Abike Dabiri-Erewa, the Chairperson, Nigerians in Diaspora Commission, on Tuesday appealed for an amendment of the act establishing the commission.
She said this when she appeared before the Senate Committee on Diaspora and Non-Governmental Organisations.
She was there on the 2023 budget defence on.
Dabiri-Erewa, who lamented the inadequate funding of the commission, said that an amendment of the act would enable the commission generate revenue.
She said: “If we are able to amend the law, that will also help because we believe we shouldn’t really be struggling for funds from government.
“We can generate funds.
“So if the law is amended and we think outside the box, and look at other ways, that it would aid our operations.
“The agency needs better funding.
“It is probably one of the most poorly funded and if we have the relevant law amended, we can do much more.

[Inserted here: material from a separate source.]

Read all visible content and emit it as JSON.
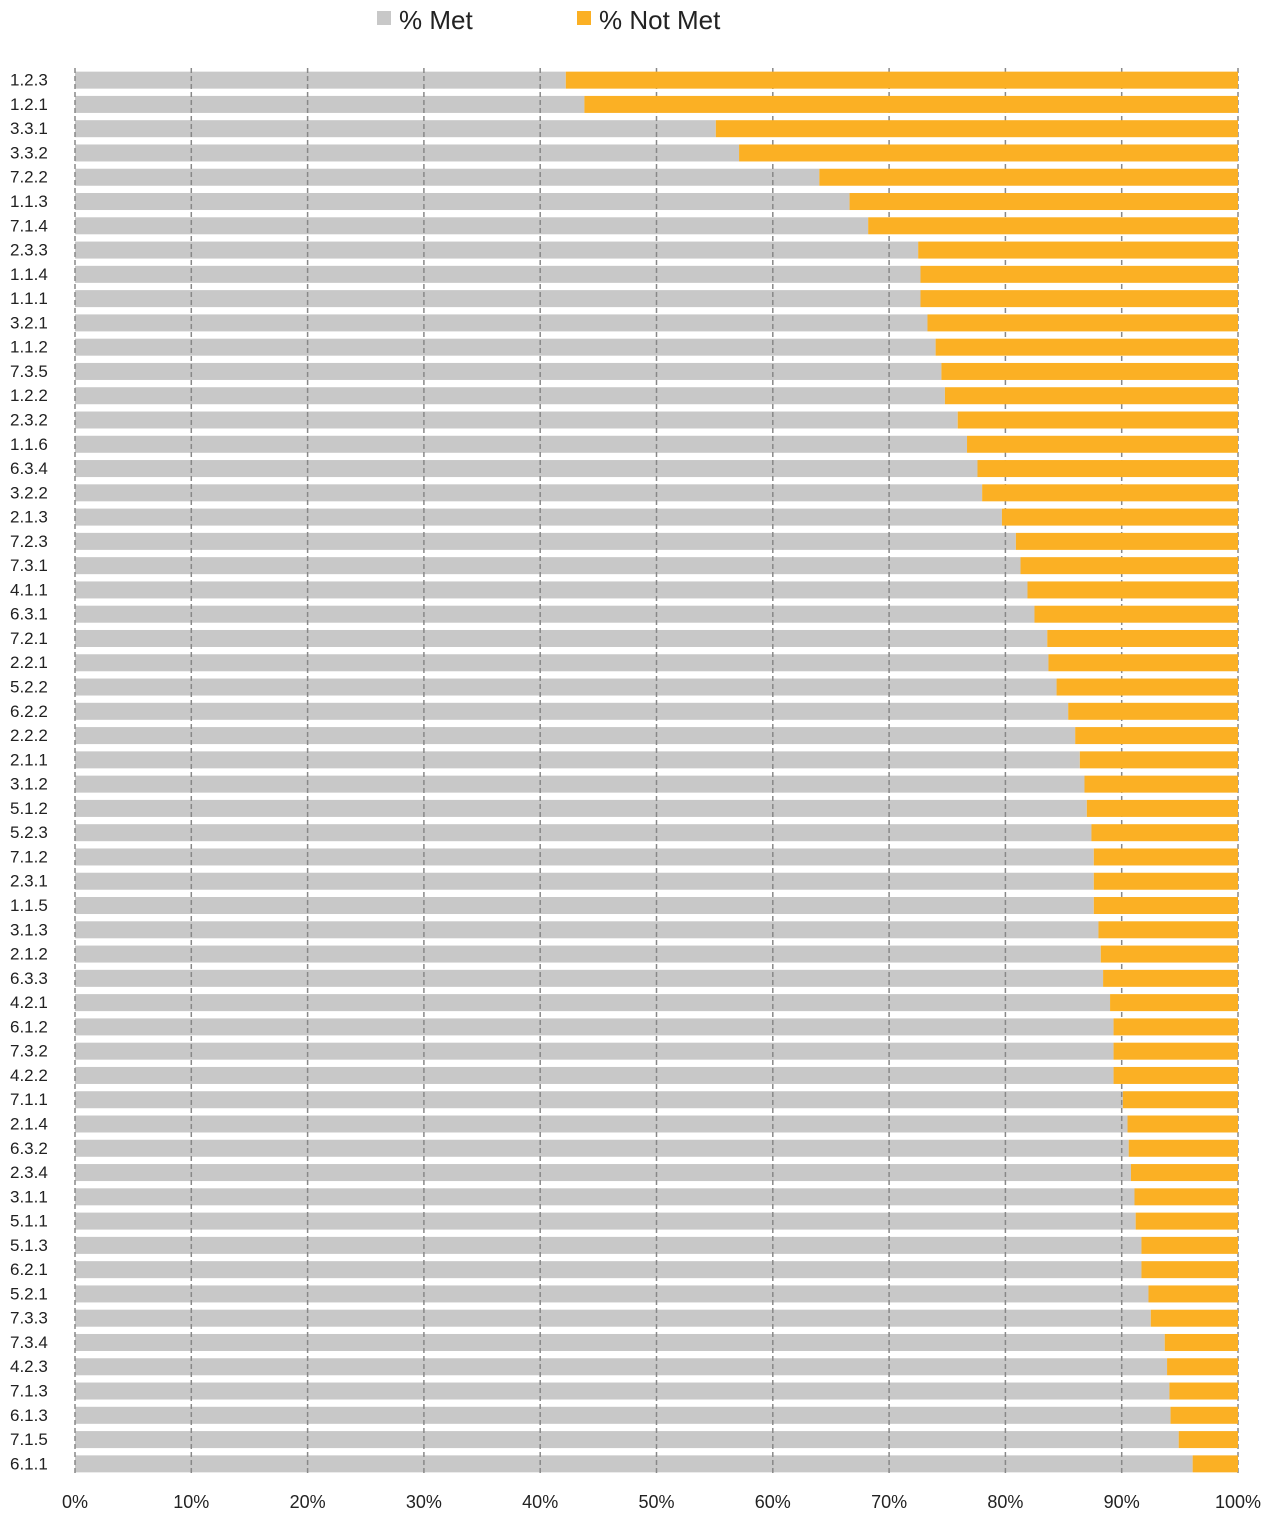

“Our budget is getting smaller, but we are going to work harder to ensure that we continue to do what we had to do because we are talking about human capital development.”
On the Japa Syndrome, Dabiri-Erewa said: “Wether we like it or not, it’s the trending news.
“You can’t stop migration, but we can help reduce illegal migration by raising more awareness.
“Now diaspora is on the front burner, you can’t say anything without the diaspora and we cannot ignore them, so we will continue to count on the support of the parliament particularly in budgetary allocation.”
Dabiri-Erewa, however, said that the commission was working with some of the migrants that had returned to the country to serve as ambassadors.
“We have people who said they would never do that again they become ambassadors to tell people that it doesn’t worth it,” she said.
In his remarks, the Chairman of the Senate Committee, Senator Michael Nnachi, promised to look at the budget toward an update review.